Table 2.
Gene editing
|
Principle of use
|
Advantages or application
|
Limitation
|
CRISPR-Cas9 guided gene editing: (1)NHEJ; and (2)HDR | Cas9 enzyme (an endonuclease) cleaves ds- DNA at a specific site as determined by the specific sequence of the guide RNA. Genome editing is done when the cell tries to repair the dsB (either via NHEJ or HDR) | Has the potential to edit genes in almost any cell type in vivo; Has potential in every field, notably infections[54], genetic disease[55], cancer[56] etc.; CRISPR-Cas9 can also be used for large scale loss-of-function gene screen: Catalytically inactive Cas9 (dCas9) can be directed by guide RNA, bind to specific genes to reversibly suppress or activate gene transcription (by fusion of transcription activators or suppressors with dCas9)[57]; Epigenetic modulators (e.g., DNA methylase) can also be fused with dCas9 to achieve controlled epigenetic modulations. Cas-9 NHEJ is simpler and efficient; Cas-9 HDR is more precise but lower efficiency than NHEJ. The mutant version of the Cas9 called Cas9 nickase can be used to minimize the risk of off-targets | The off-target activity of RNA-guided endonuclease-induced mutations[58]. Off-target mutations with a frequency below 0.5% cannot be detected by current off-target detection techniques[59] |
Augmented CRISPR-Cas12a system | Cas12a cuts target ds- DNA. However, unlike Cas9, Cas12a subsequently becomes activated and causes indiscriminate cleavage of ssDNA causing collateral damage. SARS-CoV-2 RNA DETECTR Assay: samples from upper airway swabs are processed using simultaneous reverse transcription and isothermal amplification with loop-mediated amplification (RT-LAMP). Subsequently the Cas12 enzyme is added | CRISPR-Cas12a system can be used to create new drug or cell delivery systems and bio-sensing (e.g., to detect methicillin-resistant Staphylococcus aureus, Ebola virus[60]. Emergency Use Authorization (EUA) Only for qualitative detection of nucleic acid from the SARS-CoV-2 in upper respiratory specimens[61,62] | Limited research data and application. The technology is still in its infancy |
CRISPR-Cas 13 | CRISPR-Cas 13 system can be used via SHERLOCK technique for ultra-sensitive detection of RNA or DNA from the clinical samples | SherlockTM CRISPR SARS-CoV-2 kit: Emergency Use Authorization (EUA) qualitative for detection of nucleic acid fromSARS-CoV-2 in upper respiratory specimens[63,64] | |
Prime editors | It uses a catalytically impaired Cas9 which is fused to an engineered reverse transcriptase and prime editing guide RNA. The guide RNA specifies the target site and encodes the desired sequence | Prime editing is associated with fewer off-target edits when compared with conventional CRISPR-Cas system[65]. Anzalone et al[66] applied prime editing in human cells to correct the primary genetic causes of sickle cell disease and Tay-Sachs disease. It does not require double-strand breaks or donor DNA templates | Research literature on application of prime editing is limited. Unlike conventional CRISPR-Cas system prime editing may not be able to provide large DNA insertions or deletions[65] |
Zinc finger nucleases | Zinc finger nuclease (dimer of zinc finger hybrid bound to restriction endonuclease) is a programmable nuclease that cleaves specific sites in DNA. They recognize the target sequence through protein-DNA interaction | Potential for plant genome editing for crop improvement[67] | Necessity to engineer novel proteins for each target site: Expensive; Difficult to reproduce |
TALENS | TAL proteins have TAL effector DNA-binding domain fused to a DNA cleavage domain.
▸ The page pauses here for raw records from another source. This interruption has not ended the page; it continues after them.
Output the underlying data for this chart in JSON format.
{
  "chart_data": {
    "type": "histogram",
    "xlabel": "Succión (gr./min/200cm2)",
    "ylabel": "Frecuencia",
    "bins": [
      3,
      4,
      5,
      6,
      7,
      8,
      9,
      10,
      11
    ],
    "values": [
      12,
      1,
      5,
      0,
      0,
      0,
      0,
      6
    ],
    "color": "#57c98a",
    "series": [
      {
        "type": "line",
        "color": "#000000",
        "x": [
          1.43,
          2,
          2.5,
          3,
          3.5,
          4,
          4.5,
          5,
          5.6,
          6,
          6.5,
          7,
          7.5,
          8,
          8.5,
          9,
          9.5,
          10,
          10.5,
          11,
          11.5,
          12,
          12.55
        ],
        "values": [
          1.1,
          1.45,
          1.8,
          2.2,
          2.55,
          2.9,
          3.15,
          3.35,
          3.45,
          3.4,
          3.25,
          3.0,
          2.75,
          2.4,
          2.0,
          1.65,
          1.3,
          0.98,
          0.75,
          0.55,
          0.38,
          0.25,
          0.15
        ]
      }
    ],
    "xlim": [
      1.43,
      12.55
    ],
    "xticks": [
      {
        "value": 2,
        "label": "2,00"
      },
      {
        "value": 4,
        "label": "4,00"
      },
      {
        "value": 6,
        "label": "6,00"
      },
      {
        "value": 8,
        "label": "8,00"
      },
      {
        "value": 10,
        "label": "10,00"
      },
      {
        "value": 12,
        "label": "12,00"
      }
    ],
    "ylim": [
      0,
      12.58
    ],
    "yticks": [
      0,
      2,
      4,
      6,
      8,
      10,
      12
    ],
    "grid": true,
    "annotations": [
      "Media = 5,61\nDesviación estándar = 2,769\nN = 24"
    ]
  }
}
TALENs create dsBs that require repair by NHEJ or HDR | The DNA-binding specificity of TALEs is easier to engineer than zinc-fingerProteins[68] | Necessity to engineer novel proteins for each target site. TALENs are large and pose packaging challenge in viral delivery systems[69] |
HDR: Homology-directed repair; NHEJ: Nonhomologous end-joining; SARS-CoV-2: Severe acute respiratory syndrome coronavirus 2; TALENs: Transcription activator-like effector nucleases; dsBs: Double stranded breaks; ssDNA: Single stranded DNA; TAL: Transcription activator-like; SHERLOCK: Specific High Sensitivity Enzymatic Reporter UnLOCKing.